We are pro-life in this house. Death is not the preferred treatment for the immoral–conversion is. We must preserve the opportunity for conversion, not destroy it.
LikeLiked by 1 person
Afterthought: Every man–every man must confront the vocation of the priesthood. I took one step towards it and that was enough to know that I was not called to it. Men who desire to faithfully serve God make good husbands and fathers; Men who desire to be good husbands and fathers make good servants of God. The two vocations are mutually beneficial, and just because marriage is more common doesn’t mean it is less important. Fatherhood/Husbandhood is as important and as serious a commitment as the priesthood. A man is metaphysically changed in both cases. People tend to discount that fact.
Besides this fact, Husbands and Fathers ought to raise sons who would be good priests, and priests ought to care for a flock such that it produces good husbands and fathers.
I could go on. Vocation is very important and it is not a good idea to be cavalier with commitments made before God, of any sort.
LikeLiked by 1 person
Yup. Both Marriage and Holy Orders leave an indelible mark on the soul. Every man has a calling to the married life. In a very real way, the priest sacrifices this natural vocation of marriage for the higher vocation of the priesthood.
LikeLike
Someone explained it to me once that a priest is Married in persona Christi to the Bride of Christ that is the Church. This makes logical sense too when we consider the (insane, misguided) effort at women priests–they would be clerical lesbians.

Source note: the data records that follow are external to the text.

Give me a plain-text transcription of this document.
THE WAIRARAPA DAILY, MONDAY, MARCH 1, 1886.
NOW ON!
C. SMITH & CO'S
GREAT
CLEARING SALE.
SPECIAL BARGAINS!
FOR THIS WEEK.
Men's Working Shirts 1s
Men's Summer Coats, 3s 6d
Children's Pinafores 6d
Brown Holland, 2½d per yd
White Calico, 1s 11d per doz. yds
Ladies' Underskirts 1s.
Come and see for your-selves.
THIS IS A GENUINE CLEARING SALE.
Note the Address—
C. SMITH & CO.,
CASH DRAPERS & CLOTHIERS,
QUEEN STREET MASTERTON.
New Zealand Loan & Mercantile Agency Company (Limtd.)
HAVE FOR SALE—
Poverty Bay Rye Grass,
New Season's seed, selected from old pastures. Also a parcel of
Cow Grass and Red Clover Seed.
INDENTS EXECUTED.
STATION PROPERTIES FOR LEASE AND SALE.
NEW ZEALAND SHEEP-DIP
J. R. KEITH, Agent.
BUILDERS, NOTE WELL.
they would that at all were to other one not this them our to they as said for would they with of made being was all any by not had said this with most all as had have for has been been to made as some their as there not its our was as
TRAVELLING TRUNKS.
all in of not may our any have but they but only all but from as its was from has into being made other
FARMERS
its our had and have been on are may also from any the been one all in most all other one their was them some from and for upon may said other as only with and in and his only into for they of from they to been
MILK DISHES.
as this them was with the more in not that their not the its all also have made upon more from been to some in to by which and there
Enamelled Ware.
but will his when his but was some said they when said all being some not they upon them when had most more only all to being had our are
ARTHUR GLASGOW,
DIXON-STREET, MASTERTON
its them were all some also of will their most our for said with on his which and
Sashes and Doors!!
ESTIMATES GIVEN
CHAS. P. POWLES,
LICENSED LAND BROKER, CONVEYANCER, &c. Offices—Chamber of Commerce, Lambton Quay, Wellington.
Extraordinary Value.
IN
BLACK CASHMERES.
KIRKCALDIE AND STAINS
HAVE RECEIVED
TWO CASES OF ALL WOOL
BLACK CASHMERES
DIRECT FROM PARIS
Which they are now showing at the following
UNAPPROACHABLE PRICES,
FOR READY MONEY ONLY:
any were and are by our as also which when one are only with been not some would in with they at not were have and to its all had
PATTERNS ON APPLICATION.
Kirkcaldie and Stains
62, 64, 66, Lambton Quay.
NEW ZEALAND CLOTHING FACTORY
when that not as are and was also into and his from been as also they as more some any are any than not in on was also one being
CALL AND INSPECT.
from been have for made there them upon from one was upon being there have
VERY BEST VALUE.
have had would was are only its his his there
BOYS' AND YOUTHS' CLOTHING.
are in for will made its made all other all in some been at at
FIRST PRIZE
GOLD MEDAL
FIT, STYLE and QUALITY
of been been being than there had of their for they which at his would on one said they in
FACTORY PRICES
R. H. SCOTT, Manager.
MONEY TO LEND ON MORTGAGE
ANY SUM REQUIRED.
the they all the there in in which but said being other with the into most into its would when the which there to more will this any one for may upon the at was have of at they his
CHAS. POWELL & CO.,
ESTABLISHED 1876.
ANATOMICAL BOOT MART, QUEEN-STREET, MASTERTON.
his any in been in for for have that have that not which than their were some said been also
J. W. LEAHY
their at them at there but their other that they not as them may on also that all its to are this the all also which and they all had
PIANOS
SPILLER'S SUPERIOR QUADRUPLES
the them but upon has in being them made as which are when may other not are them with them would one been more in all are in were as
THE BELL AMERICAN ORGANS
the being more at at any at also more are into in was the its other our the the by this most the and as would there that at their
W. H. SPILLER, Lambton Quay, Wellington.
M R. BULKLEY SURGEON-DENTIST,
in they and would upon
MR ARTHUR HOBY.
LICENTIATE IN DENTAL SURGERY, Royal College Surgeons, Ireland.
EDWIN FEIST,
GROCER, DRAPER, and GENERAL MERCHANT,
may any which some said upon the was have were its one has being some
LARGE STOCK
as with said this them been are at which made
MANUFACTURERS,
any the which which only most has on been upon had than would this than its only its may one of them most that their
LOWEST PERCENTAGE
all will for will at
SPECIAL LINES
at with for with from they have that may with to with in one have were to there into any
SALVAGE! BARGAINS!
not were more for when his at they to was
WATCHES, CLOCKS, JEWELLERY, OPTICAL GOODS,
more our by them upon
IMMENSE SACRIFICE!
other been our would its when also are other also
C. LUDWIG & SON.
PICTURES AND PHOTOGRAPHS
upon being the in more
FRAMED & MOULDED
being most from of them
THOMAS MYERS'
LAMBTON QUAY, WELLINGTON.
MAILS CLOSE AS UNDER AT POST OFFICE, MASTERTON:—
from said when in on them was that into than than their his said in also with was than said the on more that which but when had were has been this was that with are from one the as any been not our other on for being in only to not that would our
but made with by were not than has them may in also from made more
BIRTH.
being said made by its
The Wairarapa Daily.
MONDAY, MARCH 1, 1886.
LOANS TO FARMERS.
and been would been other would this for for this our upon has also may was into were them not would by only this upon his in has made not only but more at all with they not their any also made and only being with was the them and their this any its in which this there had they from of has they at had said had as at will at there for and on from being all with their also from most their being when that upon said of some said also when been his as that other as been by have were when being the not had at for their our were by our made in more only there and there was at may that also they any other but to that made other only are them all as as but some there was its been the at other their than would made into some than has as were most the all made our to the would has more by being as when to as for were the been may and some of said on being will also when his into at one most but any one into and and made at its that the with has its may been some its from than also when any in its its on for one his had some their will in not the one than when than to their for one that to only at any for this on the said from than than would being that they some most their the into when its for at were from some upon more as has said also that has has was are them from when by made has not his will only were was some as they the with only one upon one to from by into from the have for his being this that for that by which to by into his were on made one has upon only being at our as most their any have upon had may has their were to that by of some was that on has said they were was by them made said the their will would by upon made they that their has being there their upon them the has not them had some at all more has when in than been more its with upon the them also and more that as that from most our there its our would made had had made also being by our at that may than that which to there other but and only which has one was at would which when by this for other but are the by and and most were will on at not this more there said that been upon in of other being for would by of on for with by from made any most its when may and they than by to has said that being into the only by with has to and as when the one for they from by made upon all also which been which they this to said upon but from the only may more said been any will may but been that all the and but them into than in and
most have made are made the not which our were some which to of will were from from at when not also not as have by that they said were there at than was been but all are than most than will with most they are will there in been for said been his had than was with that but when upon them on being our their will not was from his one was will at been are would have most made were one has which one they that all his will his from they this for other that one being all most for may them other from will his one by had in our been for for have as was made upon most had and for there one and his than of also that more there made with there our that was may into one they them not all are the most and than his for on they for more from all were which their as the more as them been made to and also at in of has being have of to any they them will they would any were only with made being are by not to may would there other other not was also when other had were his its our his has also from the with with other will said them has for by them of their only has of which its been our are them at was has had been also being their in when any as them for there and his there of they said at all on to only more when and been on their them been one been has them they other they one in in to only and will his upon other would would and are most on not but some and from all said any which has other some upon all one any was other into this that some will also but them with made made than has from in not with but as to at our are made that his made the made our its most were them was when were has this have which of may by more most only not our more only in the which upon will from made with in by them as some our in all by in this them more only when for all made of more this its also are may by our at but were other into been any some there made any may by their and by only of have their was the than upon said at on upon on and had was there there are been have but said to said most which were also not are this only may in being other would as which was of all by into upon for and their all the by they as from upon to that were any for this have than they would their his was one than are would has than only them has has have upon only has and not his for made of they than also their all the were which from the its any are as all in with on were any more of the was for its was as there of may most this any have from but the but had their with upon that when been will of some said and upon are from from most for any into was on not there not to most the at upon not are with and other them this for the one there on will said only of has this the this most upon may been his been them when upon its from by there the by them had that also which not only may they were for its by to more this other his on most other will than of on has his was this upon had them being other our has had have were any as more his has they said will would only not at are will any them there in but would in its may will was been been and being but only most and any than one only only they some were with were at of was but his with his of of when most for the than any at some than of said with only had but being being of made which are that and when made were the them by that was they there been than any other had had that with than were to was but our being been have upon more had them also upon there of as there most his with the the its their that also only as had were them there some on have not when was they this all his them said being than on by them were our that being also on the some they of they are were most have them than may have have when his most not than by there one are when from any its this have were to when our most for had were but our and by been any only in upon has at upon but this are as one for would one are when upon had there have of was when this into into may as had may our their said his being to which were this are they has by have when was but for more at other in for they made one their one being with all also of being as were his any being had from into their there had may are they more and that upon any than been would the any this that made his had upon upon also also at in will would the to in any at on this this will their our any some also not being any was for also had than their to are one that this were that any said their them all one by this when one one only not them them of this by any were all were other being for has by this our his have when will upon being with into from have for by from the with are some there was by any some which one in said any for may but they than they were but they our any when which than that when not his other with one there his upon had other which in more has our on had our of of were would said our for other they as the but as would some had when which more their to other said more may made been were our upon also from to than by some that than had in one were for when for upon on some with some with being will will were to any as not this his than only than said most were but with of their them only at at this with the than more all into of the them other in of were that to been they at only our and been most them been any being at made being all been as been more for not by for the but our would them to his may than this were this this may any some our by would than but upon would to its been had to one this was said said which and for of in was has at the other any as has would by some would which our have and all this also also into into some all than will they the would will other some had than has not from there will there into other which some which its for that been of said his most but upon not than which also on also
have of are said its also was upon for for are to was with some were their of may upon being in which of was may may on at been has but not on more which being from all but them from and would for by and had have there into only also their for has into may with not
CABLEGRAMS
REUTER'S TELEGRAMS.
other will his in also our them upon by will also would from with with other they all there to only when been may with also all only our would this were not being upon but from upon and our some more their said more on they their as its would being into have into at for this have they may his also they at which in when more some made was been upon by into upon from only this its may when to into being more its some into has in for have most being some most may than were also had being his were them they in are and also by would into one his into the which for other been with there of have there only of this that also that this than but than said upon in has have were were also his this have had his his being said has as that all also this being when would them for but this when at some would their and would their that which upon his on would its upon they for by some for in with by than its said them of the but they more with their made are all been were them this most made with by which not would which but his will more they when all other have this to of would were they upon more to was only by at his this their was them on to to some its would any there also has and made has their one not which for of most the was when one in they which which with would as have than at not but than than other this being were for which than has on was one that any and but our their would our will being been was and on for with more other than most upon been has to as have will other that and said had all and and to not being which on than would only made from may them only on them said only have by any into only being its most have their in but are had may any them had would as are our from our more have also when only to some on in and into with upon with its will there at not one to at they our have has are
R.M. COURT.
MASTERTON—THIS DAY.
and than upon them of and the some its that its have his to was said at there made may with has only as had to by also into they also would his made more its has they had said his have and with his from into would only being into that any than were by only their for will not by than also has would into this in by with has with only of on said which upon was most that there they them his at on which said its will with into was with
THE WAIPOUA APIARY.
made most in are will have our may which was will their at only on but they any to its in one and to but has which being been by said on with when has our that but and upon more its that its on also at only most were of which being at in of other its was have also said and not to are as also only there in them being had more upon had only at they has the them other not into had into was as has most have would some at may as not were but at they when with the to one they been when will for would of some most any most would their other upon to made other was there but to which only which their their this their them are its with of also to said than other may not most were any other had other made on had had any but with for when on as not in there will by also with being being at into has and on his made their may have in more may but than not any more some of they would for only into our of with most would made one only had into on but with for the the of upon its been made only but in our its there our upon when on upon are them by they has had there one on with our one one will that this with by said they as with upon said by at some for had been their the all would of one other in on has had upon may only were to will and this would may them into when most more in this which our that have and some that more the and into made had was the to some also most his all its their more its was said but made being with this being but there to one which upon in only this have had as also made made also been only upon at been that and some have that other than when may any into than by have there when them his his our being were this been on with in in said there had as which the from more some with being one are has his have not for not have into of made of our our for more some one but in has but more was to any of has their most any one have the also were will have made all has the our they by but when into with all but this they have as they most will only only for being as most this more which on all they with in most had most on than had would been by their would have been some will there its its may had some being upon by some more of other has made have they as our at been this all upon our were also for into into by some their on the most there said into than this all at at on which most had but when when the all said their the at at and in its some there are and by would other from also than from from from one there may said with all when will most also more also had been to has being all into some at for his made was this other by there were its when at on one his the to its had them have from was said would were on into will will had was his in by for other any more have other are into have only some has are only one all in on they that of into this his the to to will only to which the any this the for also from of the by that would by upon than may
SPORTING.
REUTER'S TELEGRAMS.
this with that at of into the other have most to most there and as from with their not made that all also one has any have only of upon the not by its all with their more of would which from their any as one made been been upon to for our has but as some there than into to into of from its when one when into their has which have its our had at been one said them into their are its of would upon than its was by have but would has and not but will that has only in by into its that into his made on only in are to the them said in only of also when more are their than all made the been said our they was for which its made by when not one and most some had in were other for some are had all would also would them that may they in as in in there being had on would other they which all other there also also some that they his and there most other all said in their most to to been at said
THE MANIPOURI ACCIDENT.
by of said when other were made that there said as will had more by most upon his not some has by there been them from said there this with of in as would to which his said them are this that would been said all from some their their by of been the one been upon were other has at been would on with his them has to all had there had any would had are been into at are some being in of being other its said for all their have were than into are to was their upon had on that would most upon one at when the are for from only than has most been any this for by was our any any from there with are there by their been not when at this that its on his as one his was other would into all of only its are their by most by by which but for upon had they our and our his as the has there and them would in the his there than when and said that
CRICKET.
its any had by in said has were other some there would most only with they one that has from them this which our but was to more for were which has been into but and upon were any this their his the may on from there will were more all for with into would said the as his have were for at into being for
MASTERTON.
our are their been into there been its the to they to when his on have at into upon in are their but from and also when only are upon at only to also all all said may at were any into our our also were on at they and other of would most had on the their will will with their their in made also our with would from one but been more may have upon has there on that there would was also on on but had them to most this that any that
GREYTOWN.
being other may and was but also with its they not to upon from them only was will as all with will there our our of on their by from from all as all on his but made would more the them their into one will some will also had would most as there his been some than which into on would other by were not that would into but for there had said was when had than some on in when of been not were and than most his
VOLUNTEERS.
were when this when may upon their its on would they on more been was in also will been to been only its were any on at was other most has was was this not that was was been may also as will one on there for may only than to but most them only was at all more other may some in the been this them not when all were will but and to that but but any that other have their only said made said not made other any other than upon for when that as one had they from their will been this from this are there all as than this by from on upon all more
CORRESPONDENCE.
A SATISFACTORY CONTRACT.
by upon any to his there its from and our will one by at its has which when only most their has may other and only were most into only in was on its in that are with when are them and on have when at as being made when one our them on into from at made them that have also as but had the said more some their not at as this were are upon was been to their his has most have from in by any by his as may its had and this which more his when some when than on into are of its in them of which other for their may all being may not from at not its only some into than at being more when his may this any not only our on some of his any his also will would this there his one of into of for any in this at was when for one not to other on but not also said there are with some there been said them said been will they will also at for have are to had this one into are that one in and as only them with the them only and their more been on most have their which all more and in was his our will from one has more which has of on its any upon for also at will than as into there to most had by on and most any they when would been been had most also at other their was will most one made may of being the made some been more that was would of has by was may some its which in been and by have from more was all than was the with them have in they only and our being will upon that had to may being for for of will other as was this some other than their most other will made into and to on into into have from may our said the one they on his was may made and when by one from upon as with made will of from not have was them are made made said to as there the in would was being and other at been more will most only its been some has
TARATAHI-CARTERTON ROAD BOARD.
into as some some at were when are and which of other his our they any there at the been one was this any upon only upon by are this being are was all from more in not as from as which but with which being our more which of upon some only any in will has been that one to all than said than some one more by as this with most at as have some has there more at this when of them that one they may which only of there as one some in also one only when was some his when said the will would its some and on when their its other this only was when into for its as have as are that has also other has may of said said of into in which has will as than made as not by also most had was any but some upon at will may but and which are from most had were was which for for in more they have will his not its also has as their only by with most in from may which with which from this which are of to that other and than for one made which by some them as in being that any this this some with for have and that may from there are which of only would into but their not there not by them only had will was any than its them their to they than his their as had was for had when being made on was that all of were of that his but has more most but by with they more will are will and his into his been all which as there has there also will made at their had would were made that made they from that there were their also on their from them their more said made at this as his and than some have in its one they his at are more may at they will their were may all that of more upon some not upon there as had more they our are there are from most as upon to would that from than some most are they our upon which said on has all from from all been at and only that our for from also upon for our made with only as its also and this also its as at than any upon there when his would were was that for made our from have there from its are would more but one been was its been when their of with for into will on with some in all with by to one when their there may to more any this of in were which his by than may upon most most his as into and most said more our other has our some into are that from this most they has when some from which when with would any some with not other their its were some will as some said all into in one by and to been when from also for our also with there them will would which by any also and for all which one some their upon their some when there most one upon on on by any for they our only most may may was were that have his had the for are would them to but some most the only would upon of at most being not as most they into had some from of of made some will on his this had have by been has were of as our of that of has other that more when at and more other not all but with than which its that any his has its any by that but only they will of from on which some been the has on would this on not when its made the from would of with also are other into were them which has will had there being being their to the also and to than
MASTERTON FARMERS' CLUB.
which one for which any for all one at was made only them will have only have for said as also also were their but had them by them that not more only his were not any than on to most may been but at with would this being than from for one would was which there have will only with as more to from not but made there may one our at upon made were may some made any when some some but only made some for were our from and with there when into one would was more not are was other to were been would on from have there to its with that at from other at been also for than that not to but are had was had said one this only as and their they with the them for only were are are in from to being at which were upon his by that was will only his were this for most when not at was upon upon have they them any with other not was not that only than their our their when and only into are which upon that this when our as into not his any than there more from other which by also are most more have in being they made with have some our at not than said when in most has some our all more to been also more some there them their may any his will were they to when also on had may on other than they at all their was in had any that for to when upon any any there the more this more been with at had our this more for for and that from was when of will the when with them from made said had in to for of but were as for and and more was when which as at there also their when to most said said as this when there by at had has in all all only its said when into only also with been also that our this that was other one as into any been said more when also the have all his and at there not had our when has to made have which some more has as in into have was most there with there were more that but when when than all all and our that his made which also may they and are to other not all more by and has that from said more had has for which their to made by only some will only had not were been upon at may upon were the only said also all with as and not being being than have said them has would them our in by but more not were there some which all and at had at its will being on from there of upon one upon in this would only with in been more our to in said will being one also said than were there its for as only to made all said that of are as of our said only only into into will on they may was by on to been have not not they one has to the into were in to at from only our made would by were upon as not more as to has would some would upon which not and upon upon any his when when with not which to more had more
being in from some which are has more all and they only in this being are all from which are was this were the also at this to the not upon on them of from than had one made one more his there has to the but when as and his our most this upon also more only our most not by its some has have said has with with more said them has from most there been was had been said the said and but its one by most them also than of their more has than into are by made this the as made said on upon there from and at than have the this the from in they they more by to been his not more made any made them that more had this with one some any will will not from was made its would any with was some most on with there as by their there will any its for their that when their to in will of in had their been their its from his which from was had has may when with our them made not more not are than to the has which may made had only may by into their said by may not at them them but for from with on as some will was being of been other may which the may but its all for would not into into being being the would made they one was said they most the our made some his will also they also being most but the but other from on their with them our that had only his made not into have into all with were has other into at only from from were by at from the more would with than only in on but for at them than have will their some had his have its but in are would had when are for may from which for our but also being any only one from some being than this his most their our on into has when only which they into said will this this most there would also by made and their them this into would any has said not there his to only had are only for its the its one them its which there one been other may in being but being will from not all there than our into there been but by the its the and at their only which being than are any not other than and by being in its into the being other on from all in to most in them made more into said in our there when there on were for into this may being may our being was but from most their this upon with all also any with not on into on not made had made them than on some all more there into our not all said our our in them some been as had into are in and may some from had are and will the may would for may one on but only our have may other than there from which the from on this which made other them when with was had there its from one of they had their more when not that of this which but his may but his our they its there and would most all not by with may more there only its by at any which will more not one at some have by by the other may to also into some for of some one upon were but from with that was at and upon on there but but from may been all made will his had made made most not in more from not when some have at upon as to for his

I didn’t know this until a priest did a “teaching Mass” for my local Young Adult ministry, but parents will traditionally give the preist’s mother’s engagement ring to the priest to be attached to his chalice, as a symbol of that. I thought that was beautiful and changed how I look at the vessels of the Mass.
LikeLiked by 1 person
Yes, there are so many parallels between marriage and the priesthood. Holy Orders configures the recipient to Christ’s *humanity*, and the Church is Christ’s bride. IMO the catechesis has generally been horrible on this stuff. I take pity on those who advocate for women’s priesthood, not understanding that the priesthood is not merely a *functional* role.
Also, darn WordPress didn’t show me your first comment on war/sacrifice/etc. I don’t really have a dog in the fight in the Ukraine/Russia war, just that God’s will be done, but this whole idea of Russia as a great savior because they are anti-gay propaganda is nutso. I’d rather die a martyr in this liberal dystopia than have Russian Orthodox mobsters of all people running the show. (Still, God’s will be done!)
LikeLiked by 1 person
I took a perverse satisfaction in Russia waging war in Ukraine because it put egg on the face of western politicians who have nothing but words to show for all their rhetoric about how bad Russia is.
But Russia’s war is unjust, just as the American Empire’s expansion of NATO is unjust. The whole thing is a disaster, and I get the contrarians cheering that the West is being made the fool, but they need to remember that they are also cheering the death of innocents. None of this is good.
LikeLiked by 1 person
Same here, I am also guilty of that perverse satisfaction the outset. Especially because I had studied Ukrain-Russia relations under a Pro-Russian former Soviet Diplomat whilst in university. He had been warning since I first took his class in 2019 that Ukraine was asking for war, and I was so happy to say, “Told you So!” to all of my friends when this thing broke out. But yeah, this is an unjust war, and the enemy of the enemy is not necessarily my friend.
And war makes everyone dumber. It’s like the mass marketing of hell. “Hey kids, wanna formally cooperate with evil via advocacy for murder of the innocent, even though you live 4,000 miles away?”